When: 
Tuesday, January 28, 2014 - 8:00pm - 10:00pm
Where: 
Williams Center for the Arts
Presenter: 
Chamber Music Series
Price: 
$29; students $6; LC staff/faculty $5; LC students FREE
The Van Cliburn competition has long been the most prestigious platform for pivotal career breakthroughs by aspiring pianists. A collective gasp was heard throughout the musical world when the 2009 gold medalist was announced—an unheralded 21-year old Japanese player named Nobuyuki Tsujii, blind since birth, whose final Cliburn performance was called “absolutely miraculous.” Since then, orchestras and recital halls have been scrambling to introduce this phenomenally gifted musician to their audiences. With solo recitals at such centers as Carnegie Hall, the Aspen Festival, and the Kennedy Center, and with concerto engagements with many of the world’s most prominent orchestras, Tsujii remains the darling of the moment, his sudden acclaim easily bolstered by technical skills and musical gifts of astonishing brilliance.

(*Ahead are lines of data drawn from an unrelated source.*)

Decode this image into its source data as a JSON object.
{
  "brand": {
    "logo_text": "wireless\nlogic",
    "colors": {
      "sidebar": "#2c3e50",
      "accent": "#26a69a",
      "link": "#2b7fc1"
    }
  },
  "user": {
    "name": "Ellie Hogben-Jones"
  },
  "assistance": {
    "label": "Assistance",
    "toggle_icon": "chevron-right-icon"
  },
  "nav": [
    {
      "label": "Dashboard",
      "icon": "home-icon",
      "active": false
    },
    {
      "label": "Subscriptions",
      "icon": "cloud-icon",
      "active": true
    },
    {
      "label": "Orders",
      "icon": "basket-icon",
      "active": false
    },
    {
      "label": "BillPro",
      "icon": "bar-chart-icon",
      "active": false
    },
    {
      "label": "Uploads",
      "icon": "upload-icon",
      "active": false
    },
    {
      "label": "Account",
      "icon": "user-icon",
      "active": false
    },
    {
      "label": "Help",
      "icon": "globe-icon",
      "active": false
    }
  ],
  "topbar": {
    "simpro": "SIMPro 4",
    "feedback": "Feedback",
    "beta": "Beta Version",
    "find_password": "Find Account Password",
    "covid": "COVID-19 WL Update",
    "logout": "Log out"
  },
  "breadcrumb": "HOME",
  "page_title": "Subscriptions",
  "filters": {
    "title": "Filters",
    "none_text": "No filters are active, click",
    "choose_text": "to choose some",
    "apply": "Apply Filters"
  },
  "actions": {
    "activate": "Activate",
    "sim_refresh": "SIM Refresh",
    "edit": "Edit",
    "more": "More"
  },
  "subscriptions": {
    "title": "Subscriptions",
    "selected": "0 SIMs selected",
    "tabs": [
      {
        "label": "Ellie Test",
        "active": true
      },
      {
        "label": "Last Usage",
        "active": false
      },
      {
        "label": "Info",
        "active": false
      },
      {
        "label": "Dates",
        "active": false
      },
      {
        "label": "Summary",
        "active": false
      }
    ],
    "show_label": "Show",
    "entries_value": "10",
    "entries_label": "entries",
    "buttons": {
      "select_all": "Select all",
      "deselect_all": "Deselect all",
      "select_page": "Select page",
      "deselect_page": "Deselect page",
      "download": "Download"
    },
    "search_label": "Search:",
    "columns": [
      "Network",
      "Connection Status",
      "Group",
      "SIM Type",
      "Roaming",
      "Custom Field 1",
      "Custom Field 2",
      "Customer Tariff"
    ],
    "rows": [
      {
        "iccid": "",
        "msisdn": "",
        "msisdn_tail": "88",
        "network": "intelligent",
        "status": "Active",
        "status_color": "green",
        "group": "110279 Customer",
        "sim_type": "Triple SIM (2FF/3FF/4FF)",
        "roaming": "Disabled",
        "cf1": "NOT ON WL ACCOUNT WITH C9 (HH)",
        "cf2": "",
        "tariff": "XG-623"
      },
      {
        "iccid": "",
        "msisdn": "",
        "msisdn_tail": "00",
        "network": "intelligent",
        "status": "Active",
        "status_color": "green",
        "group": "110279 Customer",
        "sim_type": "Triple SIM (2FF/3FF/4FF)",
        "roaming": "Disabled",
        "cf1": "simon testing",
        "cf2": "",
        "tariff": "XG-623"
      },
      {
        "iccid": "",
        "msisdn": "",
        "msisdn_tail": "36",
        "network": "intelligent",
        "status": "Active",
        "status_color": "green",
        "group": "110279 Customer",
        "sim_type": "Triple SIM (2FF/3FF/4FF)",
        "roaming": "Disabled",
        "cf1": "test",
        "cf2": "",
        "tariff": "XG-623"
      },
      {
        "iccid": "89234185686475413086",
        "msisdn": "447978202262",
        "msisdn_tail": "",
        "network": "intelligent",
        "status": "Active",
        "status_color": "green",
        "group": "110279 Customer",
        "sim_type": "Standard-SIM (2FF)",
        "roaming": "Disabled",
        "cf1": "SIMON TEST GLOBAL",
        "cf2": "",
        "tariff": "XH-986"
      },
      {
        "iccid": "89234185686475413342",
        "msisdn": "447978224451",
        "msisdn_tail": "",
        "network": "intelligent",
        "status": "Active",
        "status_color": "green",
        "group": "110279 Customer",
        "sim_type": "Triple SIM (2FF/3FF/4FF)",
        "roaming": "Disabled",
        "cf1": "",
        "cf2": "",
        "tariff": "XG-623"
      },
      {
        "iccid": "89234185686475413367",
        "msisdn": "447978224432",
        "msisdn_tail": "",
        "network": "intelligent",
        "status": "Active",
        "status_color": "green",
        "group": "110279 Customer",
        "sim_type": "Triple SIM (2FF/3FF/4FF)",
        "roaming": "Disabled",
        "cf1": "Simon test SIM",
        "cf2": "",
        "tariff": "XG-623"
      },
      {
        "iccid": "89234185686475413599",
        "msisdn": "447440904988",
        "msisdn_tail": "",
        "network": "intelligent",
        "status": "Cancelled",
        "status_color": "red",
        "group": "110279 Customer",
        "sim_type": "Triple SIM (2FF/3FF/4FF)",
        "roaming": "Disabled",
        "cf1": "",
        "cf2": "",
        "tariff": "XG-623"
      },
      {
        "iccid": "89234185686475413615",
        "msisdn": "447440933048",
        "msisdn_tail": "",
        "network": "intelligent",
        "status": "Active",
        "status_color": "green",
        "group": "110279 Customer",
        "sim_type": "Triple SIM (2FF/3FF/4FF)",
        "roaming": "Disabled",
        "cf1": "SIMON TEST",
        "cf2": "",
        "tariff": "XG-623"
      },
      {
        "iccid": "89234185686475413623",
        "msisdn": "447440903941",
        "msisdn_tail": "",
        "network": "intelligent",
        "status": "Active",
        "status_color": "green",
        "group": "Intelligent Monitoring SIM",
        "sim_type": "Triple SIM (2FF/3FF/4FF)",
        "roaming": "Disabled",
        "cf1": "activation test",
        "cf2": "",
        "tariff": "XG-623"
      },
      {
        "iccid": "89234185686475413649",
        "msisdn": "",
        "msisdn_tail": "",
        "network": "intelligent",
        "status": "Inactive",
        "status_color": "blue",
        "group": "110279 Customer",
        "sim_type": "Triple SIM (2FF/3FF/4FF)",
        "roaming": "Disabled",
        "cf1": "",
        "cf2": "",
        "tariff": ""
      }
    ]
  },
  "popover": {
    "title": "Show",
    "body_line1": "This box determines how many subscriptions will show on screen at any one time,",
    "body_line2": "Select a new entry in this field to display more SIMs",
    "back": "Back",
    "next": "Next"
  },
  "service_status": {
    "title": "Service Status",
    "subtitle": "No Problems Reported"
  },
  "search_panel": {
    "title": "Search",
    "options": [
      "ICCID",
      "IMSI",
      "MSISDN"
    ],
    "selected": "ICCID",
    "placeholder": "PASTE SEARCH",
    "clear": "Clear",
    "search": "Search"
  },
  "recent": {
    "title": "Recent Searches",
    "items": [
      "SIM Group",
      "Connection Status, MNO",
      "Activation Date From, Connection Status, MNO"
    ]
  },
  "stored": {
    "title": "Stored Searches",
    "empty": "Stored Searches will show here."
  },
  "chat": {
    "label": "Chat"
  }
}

The Winnepeg Free Press has praised his “rapturous phrases with an almost improvisatory nature,” and Boston Globe’s Richard Dyer paid him the supreme compliment: “Very seldom do I close my notebook and just give myself over to it, and he made that necessary. I didn’t want to be interrupted in what I was hearing.” His Williams Center debut features a heroic work that has become something of a specialty for him—Beethoven’s Piano Concerto No. 5, “Emperor.” Orpheus opens the program with another Beethoven favorite, the Overture to Coriolan; Mozart’s Symphony No. 39 completes the pleasures of the evening.